2. Deterministic guards matter
Some fields must not be entrusted to a generative or fuzzy substrate:
- IDs;
- dates;
- amounts;
- names;
- paths;
- exact constraints;
- status changes.
Extract them and preserve them explicitly.
3. World judges matter
The compiler, tests, and executable checks were more honest than internal scores.
They do not care how elegant the architecture is. They return:
pass / fail
4. Abstention is a feature
A weak system that abstains is more useful than a weak system that always transfers.
5. Some organs are still valuable
Route-state, scars, typed relations, date guards, append-only memory, cheap probes, and executable judges are not useless.
They are useful organs.
They are not a full brain.
11. What I Am Not Claiming
I am not claiming I built an alternative to LLMs.
I am not claiming symbolic systems cannot work.
I am not claiming all memory systems are useless.
I am not claiming the wall is mathematically insurmountable in every form.
The honest claim is narrower:
In my experiments, every carrier that tried to preserve knowledge as stored structure eventually failed at transferable causal binding.
And there is an even narrower boundary I have to state myself, before someone states it for me: this is one person working for 8 months on a CPU, not the output of a lab.
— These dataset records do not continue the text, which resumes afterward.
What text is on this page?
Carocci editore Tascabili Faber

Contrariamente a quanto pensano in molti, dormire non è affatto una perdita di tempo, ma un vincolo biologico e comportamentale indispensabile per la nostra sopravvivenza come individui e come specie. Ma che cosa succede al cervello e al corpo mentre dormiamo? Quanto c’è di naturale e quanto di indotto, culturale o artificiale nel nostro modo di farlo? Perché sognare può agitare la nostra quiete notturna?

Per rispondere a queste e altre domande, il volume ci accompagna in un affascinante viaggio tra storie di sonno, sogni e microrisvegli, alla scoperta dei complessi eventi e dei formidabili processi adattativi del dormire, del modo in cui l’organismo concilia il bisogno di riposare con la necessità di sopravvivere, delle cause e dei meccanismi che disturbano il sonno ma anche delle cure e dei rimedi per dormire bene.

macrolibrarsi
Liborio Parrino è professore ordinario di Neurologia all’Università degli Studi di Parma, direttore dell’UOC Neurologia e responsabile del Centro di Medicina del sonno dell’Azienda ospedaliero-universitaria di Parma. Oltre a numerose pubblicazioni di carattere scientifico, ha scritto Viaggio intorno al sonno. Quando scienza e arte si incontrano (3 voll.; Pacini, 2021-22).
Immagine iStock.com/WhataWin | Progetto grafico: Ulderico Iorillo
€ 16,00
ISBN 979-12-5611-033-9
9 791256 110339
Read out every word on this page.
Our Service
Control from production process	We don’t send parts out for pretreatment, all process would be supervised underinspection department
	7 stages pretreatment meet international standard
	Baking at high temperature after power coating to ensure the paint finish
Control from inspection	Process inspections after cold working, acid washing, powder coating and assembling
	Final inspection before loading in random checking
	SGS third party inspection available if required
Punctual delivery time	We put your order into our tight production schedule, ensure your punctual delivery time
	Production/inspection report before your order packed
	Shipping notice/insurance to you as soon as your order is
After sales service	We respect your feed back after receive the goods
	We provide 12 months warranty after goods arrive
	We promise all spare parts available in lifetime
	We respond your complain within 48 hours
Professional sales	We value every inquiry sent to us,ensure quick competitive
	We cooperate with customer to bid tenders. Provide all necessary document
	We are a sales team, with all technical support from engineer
There may be a carrier I never tried. But 150+ gates kept failing at the same point so consistently that the pattern outweighs any single failure — and that point coincides with why symbolic AI historically lost to learning: the correspondence metric has to be learned, not postulated.
That is still useful.
It prevents wasting another cycle on prettier containers.
12. The Test for Any New Approach
After these failures, a new approach is worth testing only if it clears a stricter bar.
It must:
- change future behavior without code changes;
- survive restart;
- beat shuffled and null controls;
- transfer to unseen cases;
- abstain on unsupported cases;
- preserve exact fields separately;
- operate in a world with consequences;
- handle nonlinear transitions, not only local numeric repair;
- show value over a simple baseline.
And most importantly:
it must carry the transition,
not just an aspect of the transition.
This is the line that killed most of my designs.
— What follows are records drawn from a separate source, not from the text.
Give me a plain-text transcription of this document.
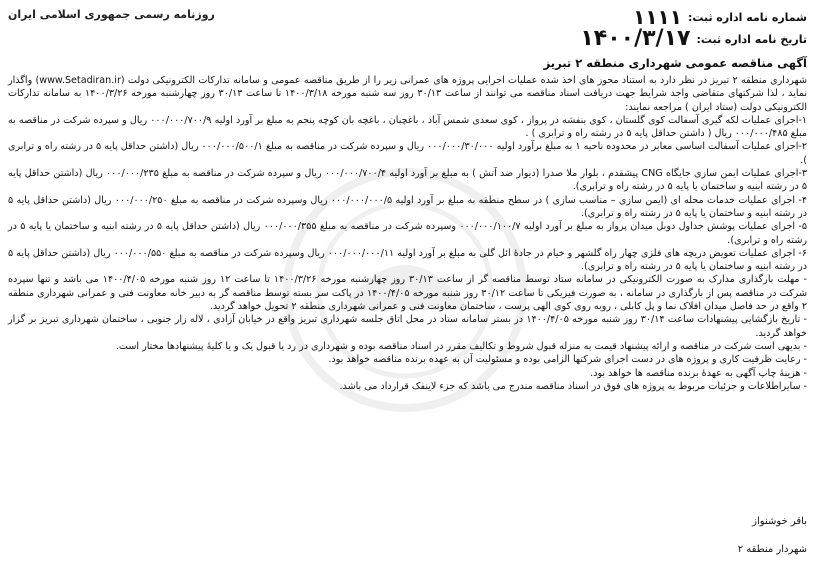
شماره نامه اداره ثبت:
۱۱۱۱
تاریخ نامه اداره ثبت:
۱۴۰۰/۳/۱۷
روزنامه رسمی جمهوری اسلامی ایران
آگهی مناقصه عمومی شهرداری منطقه ۲ تبریز

شهرداری منطقه ۲ تبریز در نظر دارد به استناد مجوز های اخذ شده عملیات اجرایی پروژه های عمرانی زیر را از طریق مناقصه عمومی و سامانه تدارکات الکترونیکی دولت (www.Setadiran.ir) واگذار نماید ، لذا شرکتهای متقاضی واجد شرایط جهت دریافت اسناد مناقصه می توانند از ساعت ۳۰/۱۳ روز سه شنبه مورخه ۱۴۰۰/۳/۱۸ تا ساعت ۳۰/۱۳ روز چهارشنبه مورخه ۱۴۰۰/۳/۲۶ به سامانه تدارکات الکترونیکی دولت (ستاد ایران ) مراجعه نمایند:

۱-اجرای عملیات لکه گیری آسفالت کوی گلستان ، کوی بنفشه در پرواز ، کوی سعدی شمس آباد ، باغچبان ، باغچه بان کوچه پنجم به مبلغ بر آورد اولیه ۰۰۰/۰۰۰/۷۰۰/۹ ریال و سپرده شرکت در مناقصه به مبلغ ۰۰۰/۰۰۰/۴۸۵ ریال ( داشتن حداقل پایه ۵ در رشته راه و ترابری ) .

۲-اجرای عملیات آسفالت اساسی معابر در محدوده ناحیه ۱ به مبلغ برآورد اولیه ۰۰۰/۰۰۰/۳۰/۰۰۰ ریال و سپرده شرکت در مناقصه به مبلغ ۰۰۰/۰۰۰/۵۰۰/۱ ریال (داشتن حداقل پایه ۵ در رشته راه و ترابری ).

۳-اجرای عملیات ایمن سازی جایگاه CNG پیشقدم ، بلوار ملا صدرا (دیوار ضد آتش ) به مبلغ بر آورد اولیه ۰۰۰/۰۰۰/۷۰۰/۴ ریال و سپرده شرکت در مناقصه به مبلغ ۰۰۰/۰۰۰/۲۳۵ ریال (داشتن حداقل پایه ۵ در رشته ابنیه و ساختمان یا پایه ۵ در رشته راه و ترابری).

۴- اجرای عملیات خدمات محله ای (ایمن سازی – مناسب سازی ) در سطح منطقه به مبلغ بر آورد اولیه ۰۰۰/۰۰۰/۰۰۰/۵ ریال وسپرده شرکت در مناقصه به مبلغ ۰۰۰/۰۰۰/۲۵۰ ریال (داشتن حداقل پایه ۵ در رشته ابنیه و ساختمان یا پایه ۵ در رشته راه و ترابری).

۵- اجرای عملیات پوشش جداول دوبل میدان پرواز به مبلغ بر آورد اولیه ۰۰۰/۰۰۰/۱۰۰/۷ وسپرده شرکت در مناقصه به مبلغ ۰۰۰/۰۰۰/۳۵۵ ریال (داشتن حداقل پایه ۵ در رشته ابنیه و ساختمان یا پایه ۵ در رشته راه و ترابری).

۶- اجرای عملیات تعویض دریچه های فلزی چهار راه گلشهر و خیام در جادهٔ ائل گلی به مبلغ بر آورد اولیه ۰۰۰/۰۰۰/۰۰۰/۱۱ ریال وسپرده شرکت در مناقصه به مبلغ ۰۰۰/۰۰۰/۵۵۰ ریال (داشتن حداقل پایه ۵ در رشته ابنیه و ساختمان یا پایه ۵ در رشته راه و ترابری).

- مهلت بارگذاری مدارک به صورت الکترونیکی در سامانه ستاد توسط مناقصه گر از ساعت ۳۰/۱۳ روز چهارشنبه مورخه ۱۴۰۰/۳/۲۶ تا ساعت ۱۲ روز شنبه مورخه ۱۴۰۰/۴/۰۵ می باشد و تنها سپرده شرکت در مناقصه پس از بارگذاری در سامانه ، به صورت فیزیکی تا ساعت ۳۰/۱۲ روز شنبه مورخه ۱۴۰۰/۴/۰۵ در پاکت سر بسته توسط مناقصه گر به دبیر خانه معاونت فنی و عمرانی شهرداری منطقه ۲ واقع در حد فاصل میدان افلاک نما و پل کابلی ، روبه روی کوی الهی پرست ، ساختمان معاونت فنی و عمرانی شهرداری منطقه ۲ تحویل خواهد گردید.

- تاریخ بازگشایی پیشنهادات ساعت ۳۰/۱۴ روز شنبه مورخه ۱۴۰۰/۴/۰۵ در بستر سامانه ستاد در محل اتاق جلسه شهرداری تبریز واقع در خیابان آزادی ، لاله زار جنوبی ، ساختمان شهرداری تبریز بر گزار خواهد گردید.

- بدیهی است شرکت در مناقصه و ارائه پیشنهاد قیمت به منزله قبول شروط و تکالیف مقرر در اسناد مناقصه بوده و شهرداری در رد یا قبول یک و یا کلیهٔ پیشنهادها مختار است.

- رعایت ظرفیت کاری و پروژه های در دست اجرای شرکتها الزامی بوده و مسئولیت آن به عهده برنده مناقصه خواهد بود.

- هزینهٔ چاپ آگهی به عهدهٔ برنده مناقصه ها خواهد بود.

- سایراطلاعات و جزئیات مربوط به پروژه های فوق در اسناد مناقصه مندرج می باشد که جزء لاینفک قرارداد می باشد.

باقر خوشنواز
شهردار منطقه ۲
13. Why This Still Matters
A negative result is not the same as no result.
Before these experiments, the problem looked like:
find a better memory structure
After the failures, it looks like:
store and transfer executable causal transitions with valid binding
That is a much better problem statement.
It also changes product thinking. A useful system does not need to pretend it replaces an LLM. It can be valuable if it provides:
- cheaper long-session memory;
- evidence-preserving state;
- deterministic guards;
- world-verified actions;
- refusal to overwrite known scars;
- test generation from consequences;
- bounded automation around external judges.
Those are real mechanisms.
They just should not be sold as "alternative weights" until they pass the binding wall.
14. Conclusion
The original dream was:
build a CPU-only mutable substrate that behaves like alternative weights
The experiments produced something less glamorous and more useful:
storage is easy;
behavioral mutation is possible;
transfer is fragile;
causal binding is the wall.
The wall is not that the system cannot remember.
The wall is that remembering is not enough.
To act intelligently in a new situation, the system must know what old experience corresponds to, which transition applies, and where the analogy breaks.
That is the part I could not solve with another graph, vector, summary, route state, or mutable file.
The final number:
~200 experiments, 30+ candidate carriers, 1 wall.